Anthrax - Molecular epidemiology and forensics from WGS and metagenomic sampling of complex specimens

  • The anthrax FBI investigation
  • B. anthracis strictly clonal, no evidence of LGT
  • Canonical SNPs (landmarks for naming)
  • Mutations causing phenotypic diffs all within markers
  • Outbreak of anthrax could take years to develop, and perhaps decades to detect
  • nASP (“pipelines are like elbows, everybody’s gotta have at least 2”), open source, ref-dependent (single or pan-genome), supports reads or assemblies, fast, scale linearly
  • Monsoon
  • ~12 000 SNPs, use for inclusion vs exclusion
  • “A clade”, out of Africa (10 000yrs ago)
  • eg anthrax and heroin users in Scotland
    • 200 suspected cases, 100 confirmed
    • 14 deaths
    • Scotland, England, Germany
    • using canonical SNPs, 2 Turkish isolates closest to Scottish drug user isolate
    • concluded that heroin contaminated during smuggling process → feds ran with idea, which turned out to be too strong
    • expanded European screening → PCR-based assay + bigger ref populations → 2 outbreaks!
    • but injectional anthrax groups overlapped in time and space
    • req’d bilateral agreements → model collaborative project to get Germany to work with US (contracts in place)
  • Soviet Union weaponized spores in industrial complex (Sverdlovsk)
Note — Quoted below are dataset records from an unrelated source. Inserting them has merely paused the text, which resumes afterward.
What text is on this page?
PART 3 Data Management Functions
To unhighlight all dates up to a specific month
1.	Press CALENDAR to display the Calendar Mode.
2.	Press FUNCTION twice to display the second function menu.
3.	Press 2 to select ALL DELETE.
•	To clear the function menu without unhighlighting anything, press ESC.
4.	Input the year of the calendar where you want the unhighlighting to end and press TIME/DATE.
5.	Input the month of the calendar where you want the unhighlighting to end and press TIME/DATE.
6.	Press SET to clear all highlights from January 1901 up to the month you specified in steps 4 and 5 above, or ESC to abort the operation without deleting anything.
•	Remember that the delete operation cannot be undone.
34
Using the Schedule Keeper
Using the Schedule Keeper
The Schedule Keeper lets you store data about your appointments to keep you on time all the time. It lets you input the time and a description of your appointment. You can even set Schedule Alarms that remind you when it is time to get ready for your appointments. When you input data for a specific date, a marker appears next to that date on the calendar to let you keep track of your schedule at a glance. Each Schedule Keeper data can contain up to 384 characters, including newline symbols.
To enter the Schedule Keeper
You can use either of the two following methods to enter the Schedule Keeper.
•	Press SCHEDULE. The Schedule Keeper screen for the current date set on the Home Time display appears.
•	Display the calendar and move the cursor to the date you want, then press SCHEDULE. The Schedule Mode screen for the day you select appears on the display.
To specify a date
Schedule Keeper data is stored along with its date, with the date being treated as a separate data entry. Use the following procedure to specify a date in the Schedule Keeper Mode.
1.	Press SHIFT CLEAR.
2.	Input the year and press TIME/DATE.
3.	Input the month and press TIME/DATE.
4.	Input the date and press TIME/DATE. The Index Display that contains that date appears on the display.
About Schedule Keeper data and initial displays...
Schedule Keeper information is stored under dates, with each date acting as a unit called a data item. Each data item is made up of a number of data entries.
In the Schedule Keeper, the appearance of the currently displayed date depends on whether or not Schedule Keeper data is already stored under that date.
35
    • 1979 left most filters off production facility, rupturing remaining filters, sending out plume of spores
    • in violation of international treaties
    • US obtained fixed pathology samples from victims, PCR confirmed B. anthracis
    • how low can you go and still ID strains? normally 50-100x coverage, 20x, 10x, 1x (would result in 10 000 miscalled SNPs at 1x - only 12 000 known SNPs in species)?
    • WG - FAST (focus array SNP typing)
    • turns out 1x can be done! oly genotype SNPs you already know!
  • Placement confidence landscape (with E. coli, 270 genomes x 255 000 SNPS, phylogenetic position matters, only 500 SNPs req’d to place!)
  • can examine AMR to see if Russians using AMR strains → absolutely WT
  • Based on Monte Carlo resampling, need 500 SNPs to ID/place in tree with 95% accuracy
  • No culture? no problem with GOOD REF!!